This may seek like its a child/parenting thing, but it's more about not wanting it to affect my relationship.
My and my OH do not live together. We are 10 years in. Have children from previous relationships. 2 of which are both 16 yr old boys.
Mine struggles socially, and has mild learning difficulties, doing a level 1 course at college, wasn't something he really wanted to do but with low gcse results the options were limited. Doesn't have any friends to socialise with.
My OH's 16 yr old son has done well, got the results he needed to do the A Levels he needs to hopefully go on to do the university course he wants to do. Has a great group of friends, and regularly socialises and goes to parties.

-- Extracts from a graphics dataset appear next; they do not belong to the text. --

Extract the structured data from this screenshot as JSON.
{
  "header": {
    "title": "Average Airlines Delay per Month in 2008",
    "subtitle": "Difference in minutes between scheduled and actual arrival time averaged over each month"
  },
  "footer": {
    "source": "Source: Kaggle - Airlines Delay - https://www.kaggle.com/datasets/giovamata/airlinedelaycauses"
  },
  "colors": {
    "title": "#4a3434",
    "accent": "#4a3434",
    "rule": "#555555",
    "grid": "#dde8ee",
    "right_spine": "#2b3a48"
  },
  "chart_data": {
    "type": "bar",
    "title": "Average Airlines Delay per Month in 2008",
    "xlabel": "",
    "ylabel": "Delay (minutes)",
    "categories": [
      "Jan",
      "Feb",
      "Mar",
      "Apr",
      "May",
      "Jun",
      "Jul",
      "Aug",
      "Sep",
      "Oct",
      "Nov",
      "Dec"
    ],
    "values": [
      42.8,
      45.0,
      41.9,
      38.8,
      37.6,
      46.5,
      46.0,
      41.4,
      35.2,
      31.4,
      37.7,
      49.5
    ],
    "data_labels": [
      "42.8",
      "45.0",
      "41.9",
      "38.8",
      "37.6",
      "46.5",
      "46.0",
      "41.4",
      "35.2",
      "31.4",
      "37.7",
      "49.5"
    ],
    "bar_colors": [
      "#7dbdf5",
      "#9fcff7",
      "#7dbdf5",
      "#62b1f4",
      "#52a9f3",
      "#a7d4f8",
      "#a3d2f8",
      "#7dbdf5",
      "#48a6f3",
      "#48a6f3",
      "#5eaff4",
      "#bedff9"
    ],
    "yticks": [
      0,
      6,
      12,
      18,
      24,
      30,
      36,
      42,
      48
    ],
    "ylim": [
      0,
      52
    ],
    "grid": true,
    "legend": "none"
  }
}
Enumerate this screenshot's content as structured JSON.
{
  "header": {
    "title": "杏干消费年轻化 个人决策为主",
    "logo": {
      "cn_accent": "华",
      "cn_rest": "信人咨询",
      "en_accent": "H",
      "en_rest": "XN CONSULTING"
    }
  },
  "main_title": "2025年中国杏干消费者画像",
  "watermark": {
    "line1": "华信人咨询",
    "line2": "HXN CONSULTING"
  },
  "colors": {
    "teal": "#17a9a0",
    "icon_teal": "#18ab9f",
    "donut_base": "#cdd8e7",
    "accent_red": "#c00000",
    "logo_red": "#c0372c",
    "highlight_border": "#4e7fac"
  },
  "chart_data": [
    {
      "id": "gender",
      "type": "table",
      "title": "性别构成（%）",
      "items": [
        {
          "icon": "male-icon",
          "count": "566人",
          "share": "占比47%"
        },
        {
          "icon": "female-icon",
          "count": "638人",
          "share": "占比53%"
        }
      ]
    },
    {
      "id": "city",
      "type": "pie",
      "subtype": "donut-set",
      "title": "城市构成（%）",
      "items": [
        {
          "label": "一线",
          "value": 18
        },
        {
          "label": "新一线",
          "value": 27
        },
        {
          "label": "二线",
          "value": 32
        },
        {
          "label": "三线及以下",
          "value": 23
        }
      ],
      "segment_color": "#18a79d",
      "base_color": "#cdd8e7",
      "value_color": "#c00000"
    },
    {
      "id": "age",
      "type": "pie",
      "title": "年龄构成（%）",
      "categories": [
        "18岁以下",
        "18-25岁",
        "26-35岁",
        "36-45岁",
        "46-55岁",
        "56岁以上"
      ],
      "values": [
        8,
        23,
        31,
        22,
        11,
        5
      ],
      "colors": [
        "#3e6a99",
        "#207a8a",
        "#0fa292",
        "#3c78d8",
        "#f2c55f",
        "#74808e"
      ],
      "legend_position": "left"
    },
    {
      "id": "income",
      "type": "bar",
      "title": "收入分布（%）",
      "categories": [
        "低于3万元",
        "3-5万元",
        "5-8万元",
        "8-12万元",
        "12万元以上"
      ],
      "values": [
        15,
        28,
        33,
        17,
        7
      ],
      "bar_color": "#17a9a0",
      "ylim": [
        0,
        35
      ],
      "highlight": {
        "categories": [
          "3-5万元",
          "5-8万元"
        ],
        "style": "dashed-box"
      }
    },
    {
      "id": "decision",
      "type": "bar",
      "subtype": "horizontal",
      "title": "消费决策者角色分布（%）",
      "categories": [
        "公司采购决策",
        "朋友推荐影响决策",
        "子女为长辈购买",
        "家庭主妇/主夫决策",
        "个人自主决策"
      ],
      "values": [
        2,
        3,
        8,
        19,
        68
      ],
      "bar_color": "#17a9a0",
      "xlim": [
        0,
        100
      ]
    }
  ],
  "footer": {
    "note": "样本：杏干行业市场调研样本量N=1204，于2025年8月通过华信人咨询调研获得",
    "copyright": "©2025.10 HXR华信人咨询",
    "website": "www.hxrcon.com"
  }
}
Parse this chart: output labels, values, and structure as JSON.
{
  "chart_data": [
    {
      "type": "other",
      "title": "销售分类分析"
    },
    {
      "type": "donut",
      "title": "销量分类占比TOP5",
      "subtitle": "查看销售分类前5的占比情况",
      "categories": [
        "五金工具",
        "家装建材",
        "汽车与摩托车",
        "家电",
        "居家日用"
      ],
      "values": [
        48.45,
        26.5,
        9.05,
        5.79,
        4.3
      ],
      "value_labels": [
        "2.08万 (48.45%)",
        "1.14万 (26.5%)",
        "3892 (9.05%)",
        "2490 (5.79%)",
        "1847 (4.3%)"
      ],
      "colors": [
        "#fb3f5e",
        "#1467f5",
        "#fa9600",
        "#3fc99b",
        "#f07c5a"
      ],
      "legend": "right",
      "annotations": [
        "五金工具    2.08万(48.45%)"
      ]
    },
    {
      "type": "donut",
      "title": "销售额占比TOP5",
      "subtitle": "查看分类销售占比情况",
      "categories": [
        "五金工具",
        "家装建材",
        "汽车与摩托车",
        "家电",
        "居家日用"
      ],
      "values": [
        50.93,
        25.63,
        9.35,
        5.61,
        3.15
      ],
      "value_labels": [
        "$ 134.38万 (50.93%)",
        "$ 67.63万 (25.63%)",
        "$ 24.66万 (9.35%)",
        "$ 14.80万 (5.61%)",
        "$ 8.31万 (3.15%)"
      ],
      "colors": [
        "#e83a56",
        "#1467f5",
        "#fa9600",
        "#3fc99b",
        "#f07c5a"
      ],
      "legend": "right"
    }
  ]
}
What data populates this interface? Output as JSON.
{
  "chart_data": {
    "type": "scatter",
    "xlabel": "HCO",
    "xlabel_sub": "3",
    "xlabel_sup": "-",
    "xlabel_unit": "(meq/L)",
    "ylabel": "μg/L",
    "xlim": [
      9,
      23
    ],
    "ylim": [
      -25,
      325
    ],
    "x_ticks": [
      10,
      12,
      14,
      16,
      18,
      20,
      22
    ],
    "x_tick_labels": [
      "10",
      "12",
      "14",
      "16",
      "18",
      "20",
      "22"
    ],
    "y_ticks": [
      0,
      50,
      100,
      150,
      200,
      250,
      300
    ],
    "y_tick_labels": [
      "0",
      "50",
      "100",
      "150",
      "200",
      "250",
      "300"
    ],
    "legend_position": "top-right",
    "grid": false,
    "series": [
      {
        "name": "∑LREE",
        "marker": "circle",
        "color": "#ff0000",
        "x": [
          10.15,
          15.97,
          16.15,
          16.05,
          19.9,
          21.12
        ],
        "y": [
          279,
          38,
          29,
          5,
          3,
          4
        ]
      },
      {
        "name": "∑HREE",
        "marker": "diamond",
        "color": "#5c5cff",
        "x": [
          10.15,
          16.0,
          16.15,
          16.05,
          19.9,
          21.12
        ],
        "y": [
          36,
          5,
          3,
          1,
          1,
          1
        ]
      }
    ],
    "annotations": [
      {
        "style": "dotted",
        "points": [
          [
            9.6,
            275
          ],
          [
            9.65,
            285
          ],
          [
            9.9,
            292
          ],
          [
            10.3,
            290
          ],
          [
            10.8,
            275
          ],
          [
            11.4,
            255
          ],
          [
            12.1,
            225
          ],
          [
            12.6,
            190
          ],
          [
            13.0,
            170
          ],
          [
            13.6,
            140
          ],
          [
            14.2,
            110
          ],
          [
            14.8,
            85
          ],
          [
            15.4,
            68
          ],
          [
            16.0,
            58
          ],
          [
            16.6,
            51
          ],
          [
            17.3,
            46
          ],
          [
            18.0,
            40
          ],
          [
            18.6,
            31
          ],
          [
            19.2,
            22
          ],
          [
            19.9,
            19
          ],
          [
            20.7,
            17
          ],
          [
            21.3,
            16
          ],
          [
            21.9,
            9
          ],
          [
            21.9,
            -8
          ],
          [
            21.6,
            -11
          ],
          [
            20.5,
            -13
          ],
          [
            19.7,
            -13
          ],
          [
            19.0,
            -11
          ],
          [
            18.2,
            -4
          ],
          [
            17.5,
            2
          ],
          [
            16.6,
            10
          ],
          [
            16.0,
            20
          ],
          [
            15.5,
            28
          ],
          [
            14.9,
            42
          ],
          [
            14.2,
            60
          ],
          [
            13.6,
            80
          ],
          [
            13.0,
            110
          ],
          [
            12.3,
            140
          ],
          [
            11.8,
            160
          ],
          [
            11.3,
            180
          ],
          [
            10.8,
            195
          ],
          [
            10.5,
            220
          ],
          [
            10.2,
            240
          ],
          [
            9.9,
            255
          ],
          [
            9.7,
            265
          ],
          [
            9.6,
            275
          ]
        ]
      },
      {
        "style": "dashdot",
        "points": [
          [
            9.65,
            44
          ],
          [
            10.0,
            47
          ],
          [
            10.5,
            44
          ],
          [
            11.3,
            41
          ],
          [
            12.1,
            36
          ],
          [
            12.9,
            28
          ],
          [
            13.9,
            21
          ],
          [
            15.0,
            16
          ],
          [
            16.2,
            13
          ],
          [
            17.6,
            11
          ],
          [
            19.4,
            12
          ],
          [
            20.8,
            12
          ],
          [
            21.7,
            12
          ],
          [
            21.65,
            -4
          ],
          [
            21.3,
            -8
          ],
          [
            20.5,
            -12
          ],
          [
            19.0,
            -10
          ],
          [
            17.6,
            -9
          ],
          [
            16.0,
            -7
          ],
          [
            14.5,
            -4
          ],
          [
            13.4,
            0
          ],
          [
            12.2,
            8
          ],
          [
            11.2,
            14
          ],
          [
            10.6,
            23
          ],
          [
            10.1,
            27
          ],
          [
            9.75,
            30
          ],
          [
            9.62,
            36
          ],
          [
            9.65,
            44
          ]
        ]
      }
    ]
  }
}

I am very close to him, and very pleased that all is going well for him.
However..it does leave me with a strange and uncomfortable feeling. One I haven't shared, and do not want to. And would never with him. But I would like to talk to my OH about but fear it would be damaging to our relationship.
I don't even know how to describe how I feel. Apart from that the comparison between where our 2 boys really upsets me, and hurts to see one doing so well, and the other far less so. It feels like 1 has the whole world ahead of him, full of choices and fun, which is amazing, but the other has a college course he didn't want to do but had nonchoice due to his low grades, and not many prospects after that, and no social life.
Its painful to even feel it. Nevermind not able to talk about it with my OH.